Based on requests made by attorneys involved in the case, the Court is expected to issue consequential orders on the way forward by 1:30 p.m. this afternoon.
The matters stems from an application filed on behalf of APNU–AFC candidate supporter, Ulita Moore.
Moore, through her attorneys, had approached the Appeals Court in a bid to overturn a decision of the Full Court not to have her case heard by the High Court.
Moore’s request was for the Court to inquire into the constitutionality of a decision made by GECOM to have a high-level CARICOM team supervise a national recount of the votes cast in the March 2 elections.
The Full Court had, however, ruled that the High Court could not hear the application by Moore after a team of attorneys for the Opposition Leader Bharrat Jagdeo raised objections.
Jagdeo’s lawyers held that such matters should have been outlined in an elections petition.
As a result, the Appeal Court, which consisted of three judges, Justice Gregory, Justice Rishi Persaud and Justice Brassington Reynolds heard the appeal filed by Moore’s legal team.
Moore in her appeal contested that the Full Court erred in law by finding her case invalid in the context of jurisdiction.
In her ruling yesterday, Justice Gregory disagreed with the Full Court noting that, “if a party feels that GECOM is acting outside of its authority, then the court has jurisdiction to hear the case.”
Justice Reynolds was in agreement with the views expressed Justice Gregory.
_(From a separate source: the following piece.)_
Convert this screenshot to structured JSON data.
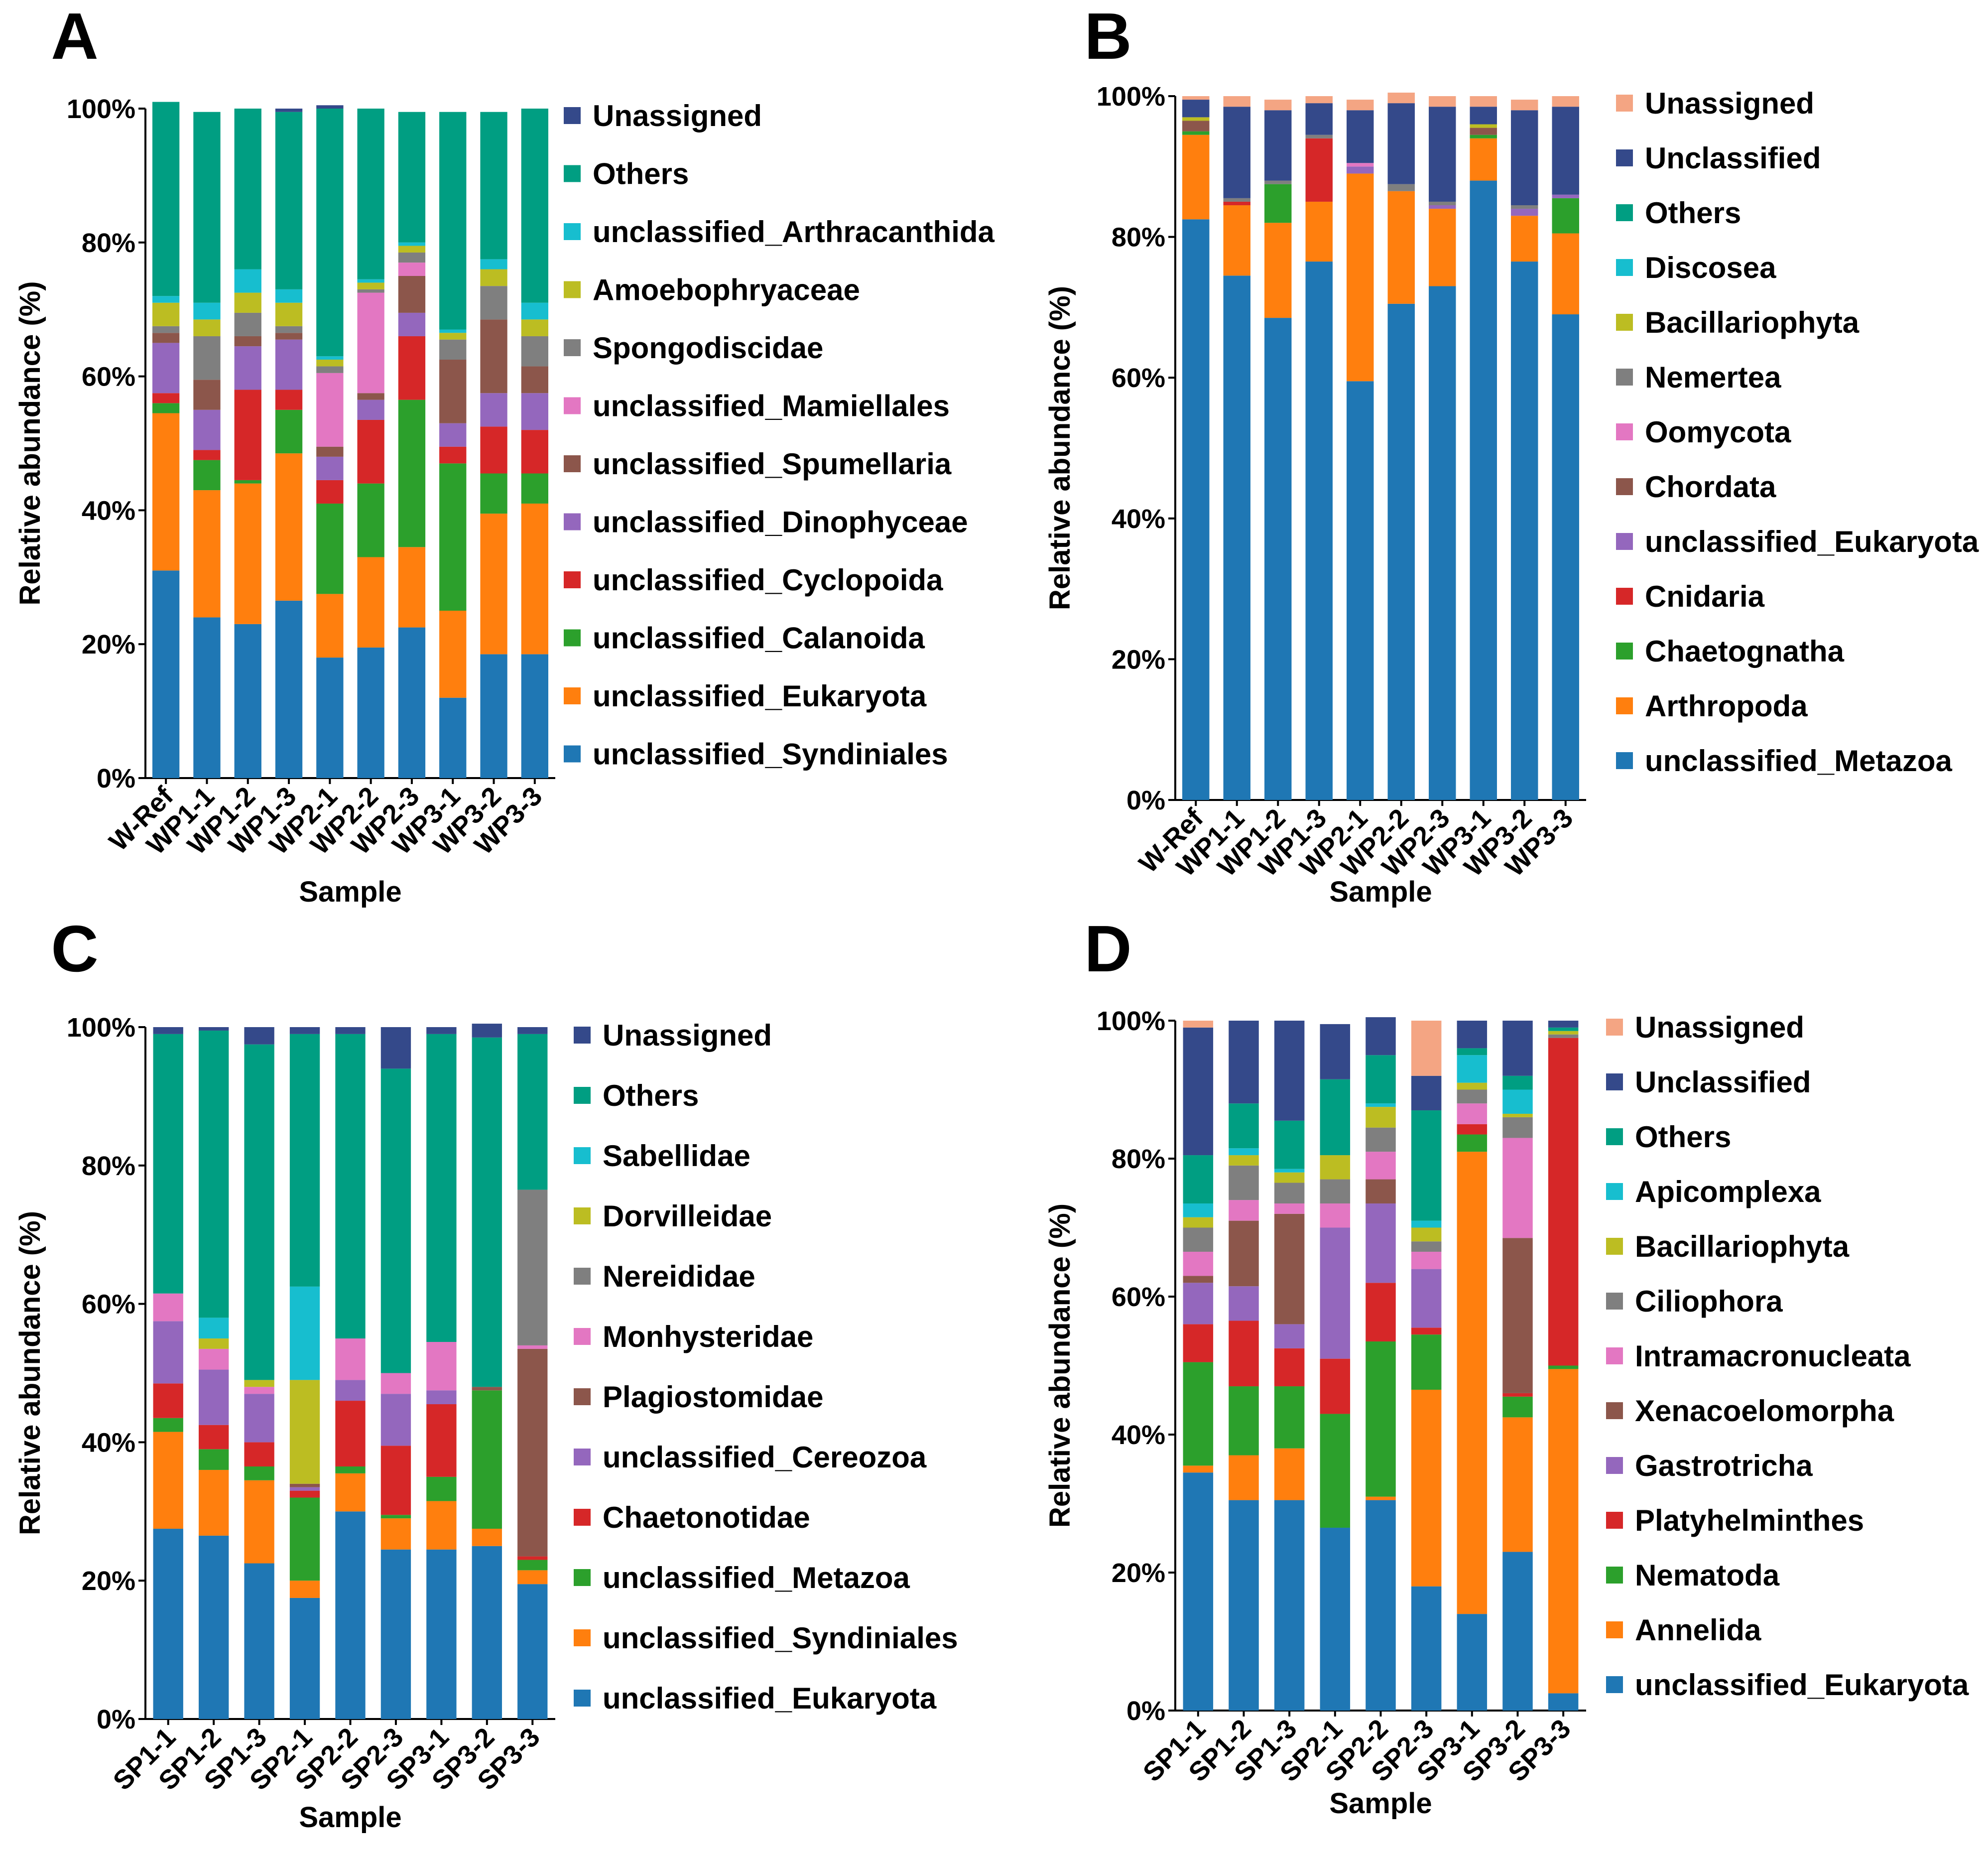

Justice Persaud, however, was in total agreement with the Full Court. In a dissenting decision, Justice Persaud noted that GECOM is mandated to ensure a fair and impartial election and is required to put in place mechanisms to achieve that purpose.
“This Court is of the view that that the filing of judicial proceedings undermines the legislative process.
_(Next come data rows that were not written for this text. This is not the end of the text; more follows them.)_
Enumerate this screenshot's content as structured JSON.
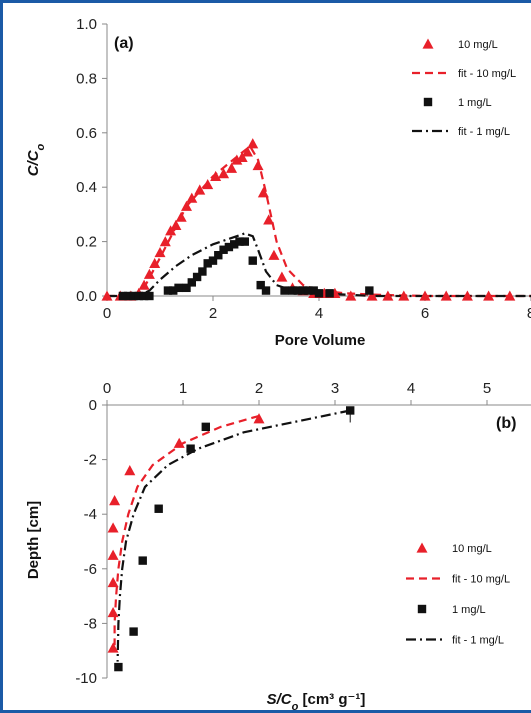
{
  "chart_data": [
    {
      "type": "scatter",
      "panel_label": "(a)",
      "xlabel": "Pore Volume",
      "ylabel": "C/C",
      "ylabel_sub": "o",
      "xlim": [
        0,
        8
      ],
      "ylim": [
        0,
        1.0
      ],
      "x_ticks": [
        "0",
        "2",
        "4",
        "6",
        "8"
      ],
      "y_ticks": [
        "0.0",
        "0.2",
        "0.4",
        "0.6",
        "0.8",
        "1.0"
      ],
      "grid": false,
      "legend_position": "top-right",
      "colors": {
        "red": "#e8202a",
        "black": "#111111"
      },
      "series": [
        {
          "name": "10 mg/L",
          "style": "markers",
          "marker": "triangle",
          "color": "#e8202a",
          "x": [
            0.0,
            0.25,
            0.45,
            0.6,
            0.7,
            0.8,
            0.9,
            1.0,
            1.1,
            1.2,
            1.3,
            1.4,
            1.5,
            1.6,
            1.75,
            1.9,
            2.05,
            2.2,
            2.35,
            2.45,
            2.55,
            2.65,
            2.75,
            2.85,
            2.95,
            3.05,
            3.15,
            3.3,
            3.5,
            3.7,
            3.9,
            4.1,
            4.3,
            4.6,
            5.0,
            5.3,
            5.6,
            6.0,
            6.4,
            6.8,
            7.2,
            7.6
          ],
          "y": [
            0.0,
            0.0,
            0.0,
            0.01,
            0.04,
            0.08,
            0.12,
            0.16,
            0.2,
            0.24,
            0.26,
            0.29,
            0.33,
            0.36,
            0.39,
            0.41,
            0.44,
            0.45,
            0.47,
            0.5,
            0.51,
            0.53,
            0.56,
            0.48,
            0.38,
            0.28,
            0.15,
            0.07,
            0.03,
            0.02,
            0.01,
            0.01,
            0.01,
            0.0,
            0.0,
            0.0,
            0.0,
            0.0,
            0.0,
            0.0,
            0.0,
            0.0
          ]
        },
        {
          "name": "fit - 10 mg/L",
          "style": "dashed",
          "color": "#e8202a",
          "x": [
            0.0,
            0.5,
            0.7,
            1.0,
            1.5,
            2.0,
            2.5,
            2.7,
            2.85,
            3.0,
            3.2,
            3.4,
            3.7,
            4.0,
            4.5,
            5.0,
            6.0,
            8.0
          ],
          "y": [
            0.0,
            0.0,
            0.03,
            0.14,
            0.33,
            0.44,
            0.52,
            0.55,
            0.5,
            0.38,
            0.2,
            0.1,
            0.04,
            0.02,
            0.01,
            0.005,
            0.0,
            0.0
          ]
        },
        {
          "name": "1 mg/L",
          "style": "markers",
          "marker": "square",
          "color": "#111111",
          "x": [
            0.3,
            0.4,
            0.5,
            0.6,
            0.7,
            0.8,
            1.15,
            1.25,
            1.35,
            1.5,
            1.6,
            1.7,
            1.8,
            1.9,
            2.0,
            2.1,
            2.2,
            2.3,
            2.4,
            2.5,
            2.6,
            2.75,
            2.9,
            3.0,
            3.35,
            3.5,
            3.6,
            3.7,
            3.8,
            3.9,
            4.0,
            4.2,
            4.95
          ],
          "y": [
            0.0,
            0.0,
            0.0,
            0.0,
            0.0,
            0.0,
            0.02,
            0.02,
            0.03,
            0.03,
            0.05,
            0.07,
            0.09,
            0.12,
            0.13,
            0.15,
            0.17,
            0.18,
            0.19,
            0.2,
            0.2,
            0.13,
            0.04,
            0.02,
            0.02,
            0.02,
            0.02,
            0.02,
            0.02,
            0.02,
            0.01,
            0.01,
            0.02
          ]
        },
        {
          "name": "fit - 1 mg/L",
          "style": "dashdot",
          "color": "#111111",
          "x": [
            0.0,
            0.6,
            0.8,
            1.0,
            1.3,
            1.6,
            2.0,
            2.3,
            2.6,
            2.75,
            2.85,
            3.0,
            3.2,
            3.5,
            4.0,
            5.0,
            8.0
          ],
          "y": [
            0.0,
            0.0,
            0.02,
            0.06,
            0.11,
            0.15,
            0.19,
            0.21,
            0.23,
            0.22,
            0.17,
            0.09,
            0.04,
            0.02,
            0.01,
            0.0,
            0.0
          ]
        }
      ]
    },
    {
      "type": "scatter",
      "panel_label": "(b)",
      "xlabel": "S/C",
      "xlabel_sub": "o",
      "xlabel_unit": " [cm³ g⁻¹]",
      "ylabel": "Depth [cm]",
      "xlim": [
        0,
        5
      ],
      "ylim": [
        -10,
        0
      ],
      "x_ticks": [
        "0",
        "1",
        "2",
        "3",
        "4",
        "5"
      ],
      "y_ticks": [
        "0",
        "-2",
        "-4",
        "-6",
        "-8",
        "-10"
      ],
      "x_axis_position": "top",
      "grid": false,
      "legend_position": "bottom-right",
      "series": [
        {
          "name": "10 mg/L",
          "style": "markers",
          "marker": "triangle",
          "color": "#e8202a",
          "x": [
            2.0,
            0.95,
            0.3,
            0.1,
            0.08,
            0.08,
            0.08,
            0.08,
            0.08
          ],
          "y": [
            -0.5,
            -1.4,
            -2.4,
            -3.5,
            -4.5,
            -5.5,
            -6.5,
            -7.6,
            -8.9
          ]
        },
        {
          "name": "fit - 10 mg/L",
          "style": "dashed",
          "color": "#e8202a",
          "x": [
            2.0,
            1.5,
            1.0,
            0.6,
            0.4,
            0.28,
            0.2,
            0.15,
            0.12,
            0.1,
            0.1
          ],
          "y": [
            -0.4,
            -0.8,
            -1.4,
            -2.2,
            -3.0,
            -4.0,
            -5.0,
            -6.0,
            -7.0,
            -8.0,
            -8.8
          ]
        },
        {
          "name": "1 mg/L",
          "style": "markers",
          "marker": "square",
          "color": "#111111",
          "x": [
            3.2,
            1.3,
            1.1,
            0.68,
            0.47,
            0.35,
            0.15
          ],
          "y": [
            -0.2,
            -0.8,
            -1.6,
            -3.8,
            -5.7,
            -8.3,
            -9.6
          ]
        },
        {
          "name": "fit - 1 mg/L",
          "style": "dashdot",
          "color": "#111111",
          "x": [
            3.2,
            2.5,
            1.8,
            1.2,
            0.8,
            0.5,
            0.35,
            0.25,
            0.2,
            0.17,
            0.15,
            0.14
          ],
          "y": [
            -0.2,
            -0.6,
            -1.0,
            -1.6,
            -2.2,
            -3.0,
            -4.0,
            -5.0,
            -6.0,
            -7.0,
            -8.0,
            -9.4
          ]
        }
      ]
    }
  ]
}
“On this point, it is clear that the filing of these judicial review proceedings has had the contrary effect to facilitating the efficient completion of the 2nd March 2002 National and Regional Elections. This is a clear demonstration of one type of mischief, which the legislature intended to address by providing in plain and simple language, that these challenges should be addressed by elections petition. The entire scheme of the elections matrix points significantly to the fact that the election process must swiftly and efficiently take its course so as to enable the elections results to be declared.”
On Friday, Moore ‘s lead counsel, Dr. Francis Alexis asked the Appeal Court to consider her request to have GECOM and its Chairperson carry out their functions, which is to declare the winning list of candidates and name the President.
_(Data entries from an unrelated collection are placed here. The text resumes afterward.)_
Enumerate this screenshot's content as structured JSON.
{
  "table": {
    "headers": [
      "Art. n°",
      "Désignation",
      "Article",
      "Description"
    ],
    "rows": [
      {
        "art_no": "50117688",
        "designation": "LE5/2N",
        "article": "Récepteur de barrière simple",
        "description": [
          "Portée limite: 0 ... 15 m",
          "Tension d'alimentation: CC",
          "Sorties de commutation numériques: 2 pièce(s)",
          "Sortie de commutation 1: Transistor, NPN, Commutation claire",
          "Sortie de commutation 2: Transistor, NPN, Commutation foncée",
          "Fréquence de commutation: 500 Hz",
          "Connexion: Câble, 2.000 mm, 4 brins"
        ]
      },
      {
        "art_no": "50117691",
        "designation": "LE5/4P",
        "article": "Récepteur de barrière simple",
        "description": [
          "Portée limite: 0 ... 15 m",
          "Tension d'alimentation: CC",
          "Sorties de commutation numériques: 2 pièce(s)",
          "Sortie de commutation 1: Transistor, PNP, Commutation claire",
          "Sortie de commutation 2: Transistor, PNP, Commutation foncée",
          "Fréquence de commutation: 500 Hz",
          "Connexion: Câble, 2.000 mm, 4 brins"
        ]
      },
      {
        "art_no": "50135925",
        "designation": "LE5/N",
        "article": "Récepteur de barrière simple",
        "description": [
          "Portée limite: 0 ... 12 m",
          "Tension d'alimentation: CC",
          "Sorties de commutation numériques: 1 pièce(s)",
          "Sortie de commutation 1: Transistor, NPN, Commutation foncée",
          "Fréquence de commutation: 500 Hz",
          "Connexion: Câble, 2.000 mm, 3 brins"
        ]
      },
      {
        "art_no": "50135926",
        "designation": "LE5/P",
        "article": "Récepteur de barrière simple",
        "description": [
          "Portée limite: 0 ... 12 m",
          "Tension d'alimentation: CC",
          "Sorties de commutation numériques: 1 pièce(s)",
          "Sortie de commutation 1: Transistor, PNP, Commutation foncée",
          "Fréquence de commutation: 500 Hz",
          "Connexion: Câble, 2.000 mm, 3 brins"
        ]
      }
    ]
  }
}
He argued that the constitutional role of the GECOM Chairman and GECOM had not been usurped by the Caribbean Community (CARICOM) high-level team, which should have supervised the recount.
He held that the rule of law requires that the GECOM Chair and Returning Officer be treated equally.
“They are both subject to judicial review in the execution of their duties.”
Similarly, Dr. Scotland said that the issue of judicial review should be considered.
“The Full Court just got it plainly wrong. The Court does have jurisdiction to hear the matter.”
On the other hand, Trinidadian Senior Counsel, Douglas Mendes, who appeared on behalf of Opposition Leader, Bharrat Jagdeo, continued to rely on Section 140 of the Representation of the People Act, which prohibits any court from enquiring into deliberations and decisions of the Commission.
“As stated in Guyana’s constitution, it is an election court to hear issues concerning unlawful acts and omissions instead of it being dealt with at an intermediate stage.”
Mendes had stressed too that the supervision of the process by CARICOM was the mechanism which GECOM chose to correct the deficiencies which had been raised about the process and that arrangement would not take away from the powers of GECOM. GECOM has made a decision to conduct a recount of all the regions, starting from Region 10.
Despite the countrywide restriction because of the COVID-19 pandemic, GECOM is expected to make some key decisions this week on the recount which has snarled overseas donor assistance and access to funding for the virus fight.
President David Granger is without a Cabinet and holding on pending the recount.